Bütün bunlar bol bol laf…Bir yaşantı durumuna getirilip kişisel yaşam deneyle doğrulanmadıkça da öyle kalacak. Yalnız bütün bu, o kadar soyut gibi görünen düşünceler somut gerçeği bir yaşantı durumuna getirmemizi amaçlıyor. Amaç, diyelim ki elimize aldığımız bir ot yaprağında bile evrenin gerçek böylesiliğini (tathata), boşluğu (sunya) görebilmek.
Sakin sakin, boş boş oturunca zihin doğal olarak sakinleşir, yatışır.
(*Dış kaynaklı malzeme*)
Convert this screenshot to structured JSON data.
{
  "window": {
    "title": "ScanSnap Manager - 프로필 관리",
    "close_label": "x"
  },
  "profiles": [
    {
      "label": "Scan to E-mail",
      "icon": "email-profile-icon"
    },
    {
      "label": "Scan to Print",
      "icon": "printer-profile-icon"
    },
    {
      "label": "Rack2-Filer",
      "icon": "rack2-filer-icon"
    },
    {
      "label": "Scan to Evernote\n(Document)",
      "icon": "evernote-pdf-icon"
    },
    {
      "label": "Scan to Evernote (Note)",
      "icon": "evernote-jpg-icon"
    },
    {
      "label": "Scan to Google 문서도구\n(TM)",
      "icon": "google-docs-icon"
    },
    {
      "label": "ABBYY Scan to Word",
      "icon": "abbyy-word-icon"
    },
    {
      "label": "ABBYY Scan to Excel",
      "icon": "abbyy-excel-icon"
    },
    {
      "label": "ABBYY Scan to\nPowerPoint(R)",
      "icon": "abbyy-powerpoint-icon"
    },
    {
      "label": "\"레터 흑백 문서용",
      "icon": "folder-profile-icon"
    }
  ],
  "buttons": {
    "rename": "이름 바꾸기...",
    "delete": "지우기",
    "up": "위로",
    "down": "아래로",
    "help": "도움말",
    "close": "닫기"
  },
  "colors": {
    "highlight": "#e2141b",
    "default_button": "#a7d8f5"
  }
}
Zihnin kendi kendine çalışmasına seyirci kalabilirsek, zihni ön yargılar, koşullanmış düşüncelerle desteklemeye çalışmazsak zihne kendiliğinden gelen , bizim de seyircisi kaldığımız düşüncelerden bir zarar gelmez. Yet ki onların akımına gerçekten seyirci kalabilmiş olalım. Zihin yavaş yavaş durulup, saydamlaşınca o zaman iç görüyü, sezgiyi aradan tanıyıp seçme olanağı doğar. Bir kere prajna, iç görü ortaya çıktı mı olaylara olgulara, çevremize ölçmeden, bölmeden, sınıflandırmadan, sınırlandırmadan bakabiliriz. Gördüklerimizi soyut kavramlara bulaştırmadan gerçek böylesilikleriyle (tathata) görüp anlayabiliriz. İç suskunluk kazanılıp sözlü düşünce alışkanlıkları aşıldı mı, düşünceden daha keskin, daha üstün bir duyarlıkla bakarız çevremize, gören, görülen ve görme işlemleri arasındaki ayrılık kalkar ortadan, üçü birden ayrılmaz bir bütün olur. Zihinle zihin olmayan, benle ben olmayan arasındaki sınır kaybolur.